You could have your eyes closed at the start of this movie and know it was made in the 50's, thanks to the hoofbeat-driven Frankie Laine title song, which reappears almost every time there's an outdoor shot. Since most of this movie takes place in bars and hotel rooms (and if you look closely, it's the same bar and hotel room, only redecorated), the song doesn't become too annoying, which is like saying that sometimes nagging tooth pain doesn't lead to a root canal.
I've never done the actual math, but Gunfight feels as if it's 60/40 on the Holliday/Earp scale. Whatever it started out to be, it's much more interested in Doc than Wyatt, not the least because Kirk Douglas is much more interesting than the unusually low-key stick-up-his-butt Burt Lancaster. You stare at him and think "Wait--this is the same guy who did Crimson Pirate? NFW." I mean, when you think of all the other film sets which bear his gigantic teeth marks, you have to wonder if Lancaster was bored, drugged or just picking up a paycheck, because that's how he comes across. Douglas might as well be in the movie by himself.
Lancaster may be as stiff as a stiff, but Douglas is a volcano waiting to erupt. He spends most of the movie with a deck of cards in his hand instead of a gun (memorable moment: on the road to Tombstone, Lancaster asks "Where's your kit?" and Douglas reaches into his jacket to pull out a poker deck), but he doesn't need a gun.
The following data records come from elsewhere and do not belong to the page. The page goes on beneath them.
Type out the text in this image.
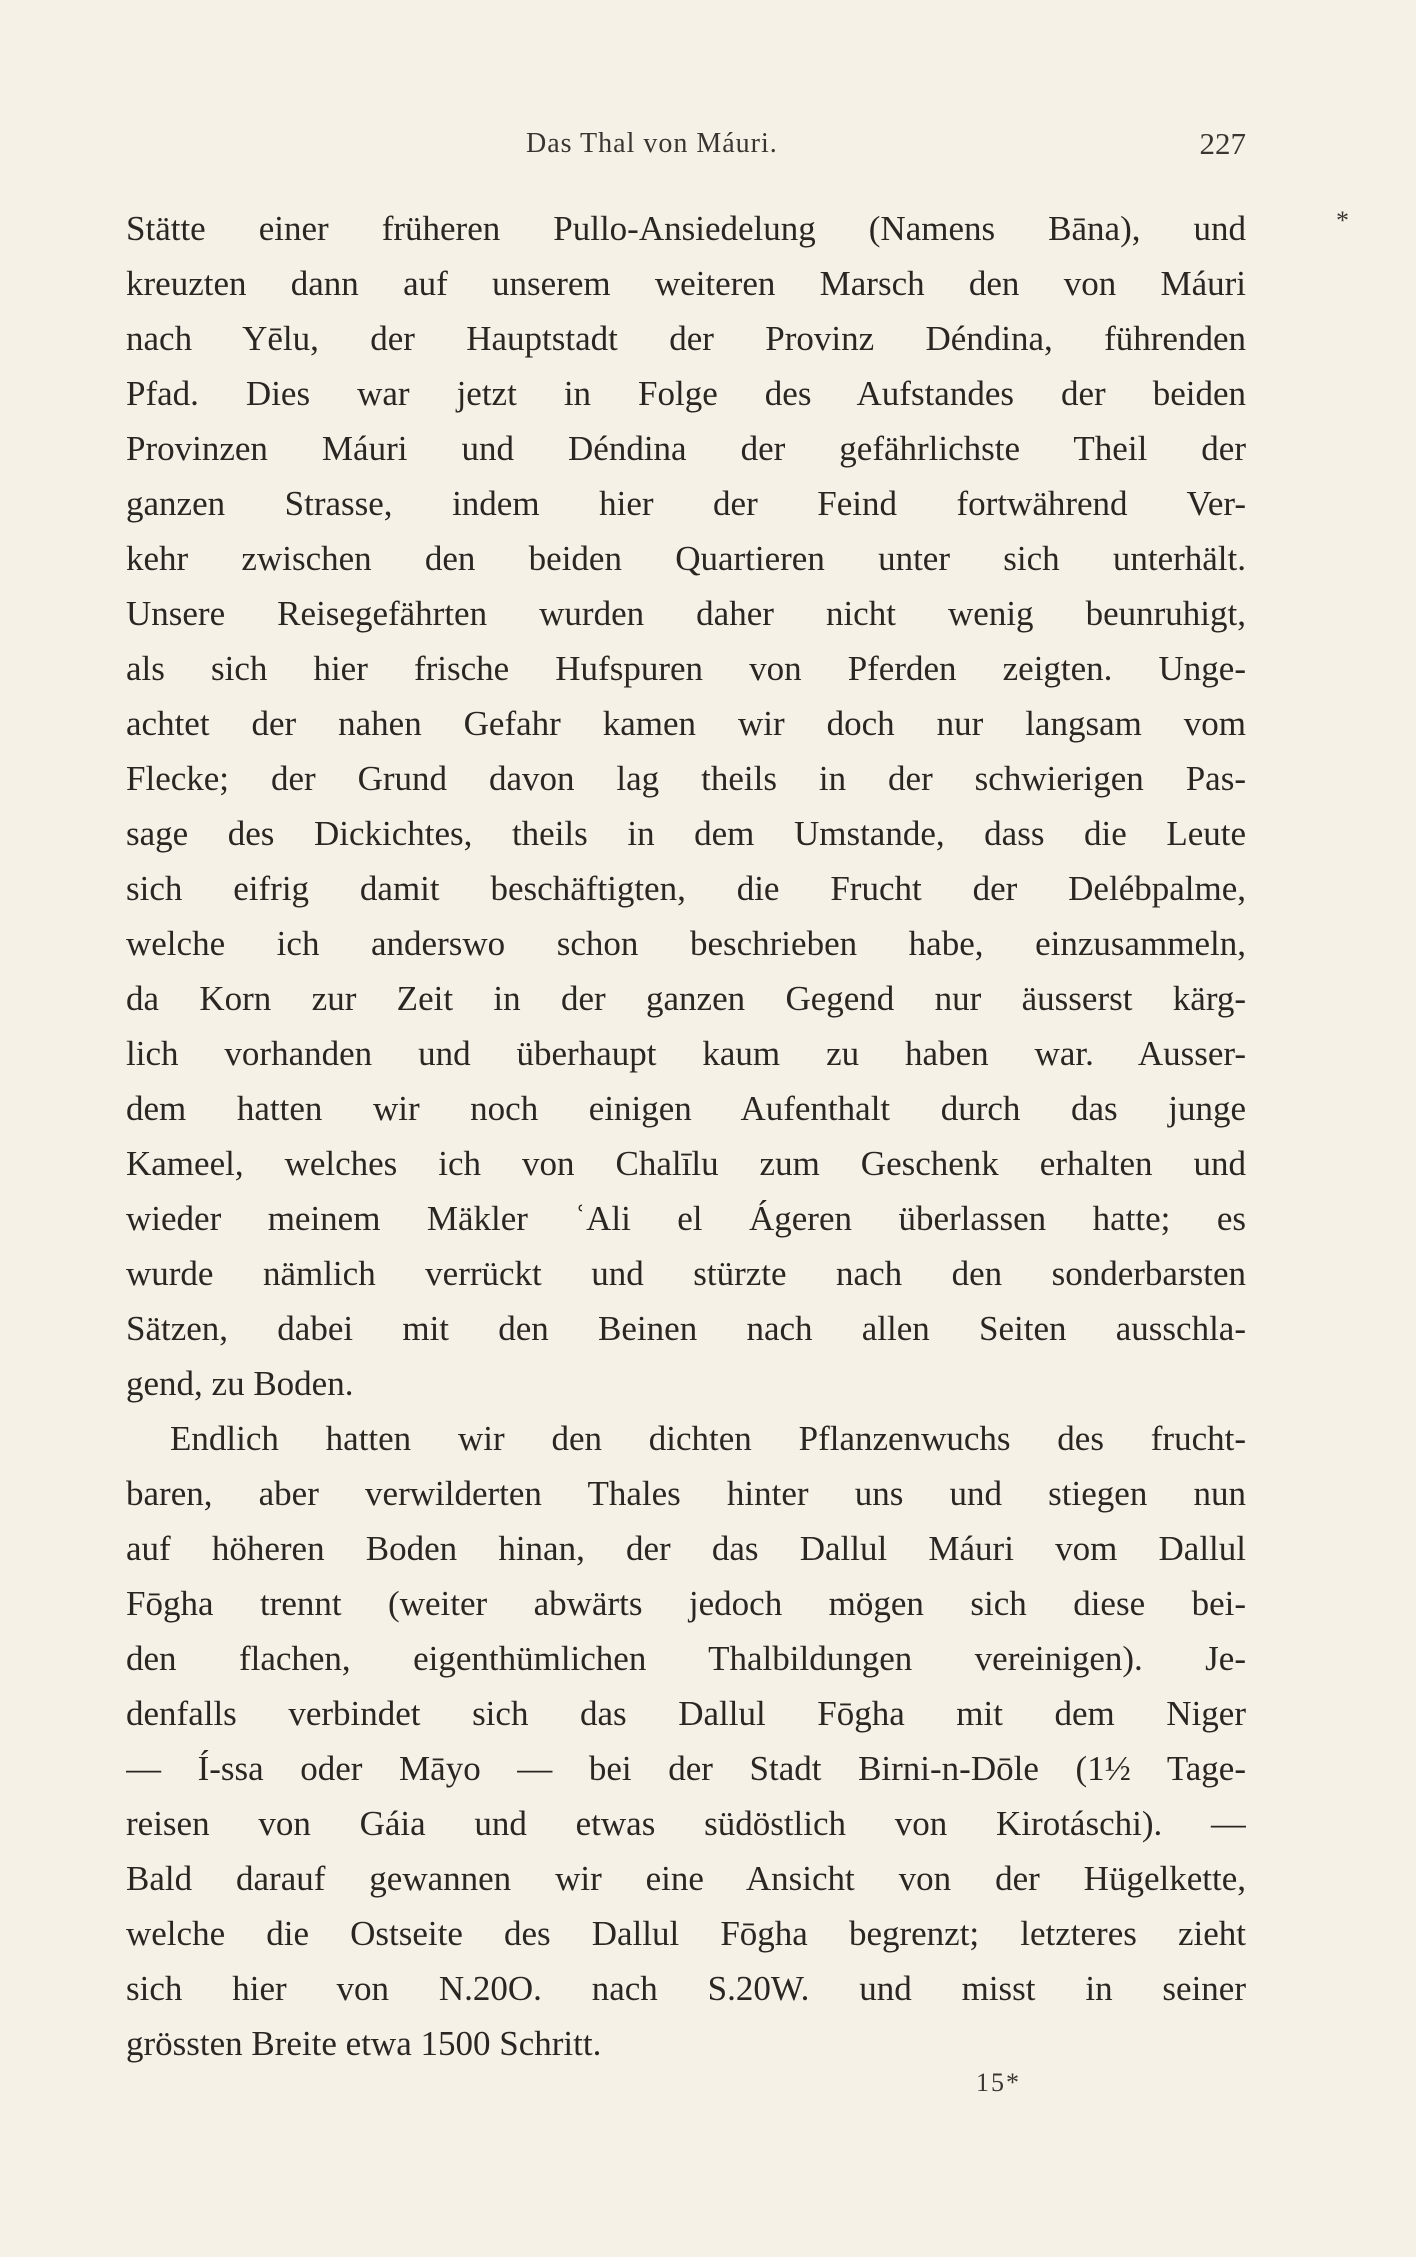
Das Thal von Máuri.	227
*
Stätte einer früheren Pullo-Ansiedelung (Namens Bāna), und
kreuzten dann auf unserem weiteren Marsch den von Máuri
nach Yēlu, der Hauptstadt der Provinz Déndina, führenden
Pfad. Dies war jetzt in Folge des Aufstandes der beiden
Provinzen Máuri und Déndina der gefährlichste Theil der
ganzen Strasse, indem hier der Feind fortwährend Ver-
kehr zwischen den beiden Quartieren unter sich unterhält.
Unsere Reisegefährten wurden daher nicht wenig beunruhigt,
als sich hier frische Hufspuren von Pferden zeigten. Unge-
achtet der nahen Gefahr kamen wir doch nur langsam vom
Flecke; der Grund davon lag theils in der schwierigen Pas-
sage des Dickichtes, theils in dem Umstande, dass die Leute
sich eifrig damit beschäftigten, die Frucht der Delébpalme,
welche ich anderswo schon beschrieben habe, einzusammeln,
da Korn zur Zeit in der ganzen Gegend nur äusserst kärg-
lich vorhanden und überhaupt kaum zu haben war. Ausser-
dem hatten wir noch einigen Aufenthalt durch das junge
Kameel, welches ich von Chalīlu zum Geschenk erhalten und
wieder meinem Mäkler ʿAli el Ágeren überlassen hatte; es
wurde nämlich verrückt und stürzte nach den sonderbarsten
Sätzen, dabei mit den Beinen nach allen Seiten ausschla-
gend, zu Boden.
Endlich hatten wir den dichten Pflanzenwuchs des frucht-
baren, aber verwilderten Thales hinter uns und stiegen nun
auf höheren Boden hinan, der das Dallul Máuri vom Dallul
Fōgha trennt (weiter abwärts jedoch mögen sich diese bei-
den flachen, eigenthümlichen Thalbildungen vereinigen). Je-
denfalls verbindet sich das Dallul Fōgha mit dem Niger
— Í-ssa oder Māyo — bei der Stadt Birni-n-Dōle (1½ Tage-
reisen von Gáia und etwas südöstlich von Kirotáschi). —
Bald darauf gewannen wir eine Ansicht von der Hügelkette,
welche die Ostseite des Dallul Fōgha begrenzt; letzteres zieht
sich hier von N.20O. nach S.20W. und misst in seiner
grössten Breite etwa 1500 Schritt.
15*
His self-lacerating scenes with Jo Van Fleet as Kate Fisher look like warm-ups for his Van Gogh; you half expect him to cut off his ear and throw it in a shot glass. This is the relationship that's at the heart of the film, not Holliday's with Earp; and while there's a parallel relationship between Earp and a female gambler called Laura Denbow (played with red hair by Rhonda Fleming), it feels like a sublimation of what the movie should have been about: the romantic triangle of Doc, Kate and Wyatt.
Historically, the movie gets some things right--Doc's a dentist, he's from Georgia--and some things wrong--Wyatt's been chasing Clanton from before the movie starts; one of his kid brothers is killed before the Corral fight. There's also a subplot where Earp tries to save young Billy Clanton, played by young Dennis Hopper (who celebrated his 19th birthday on the set). But because Lancaster has that big old stick up his butt, you don't really care, and you can't blame Billy for siding with his own family against Earp (and his family). Any more than you can blame yourself for thinking that the movie is a collection of subplots that never really combine, like ingredients for a cake that results in a pan full of soupy crap after you take it out of the oven.
Visually the movie is, well, odd. Since most of the film takes place in saloons and hotel rooms, the elongated VistaVision screen shows you acres of furniture and walls instead of landscape and mountains. It does work in one sequence though. Going by the theory that certain shots in a film are there solely to illustrate the theme, there's a giant close-up of Douglas' clenched fists over a gun he's refusing to pick up when he's being goaded by John Ireland's Ringo. There's an entire movie you could spin out of this shot; but because OK Corral is all moons and no planet, it's not this movie.
Oh and by the way: OK? It stands for Old Kinderhook.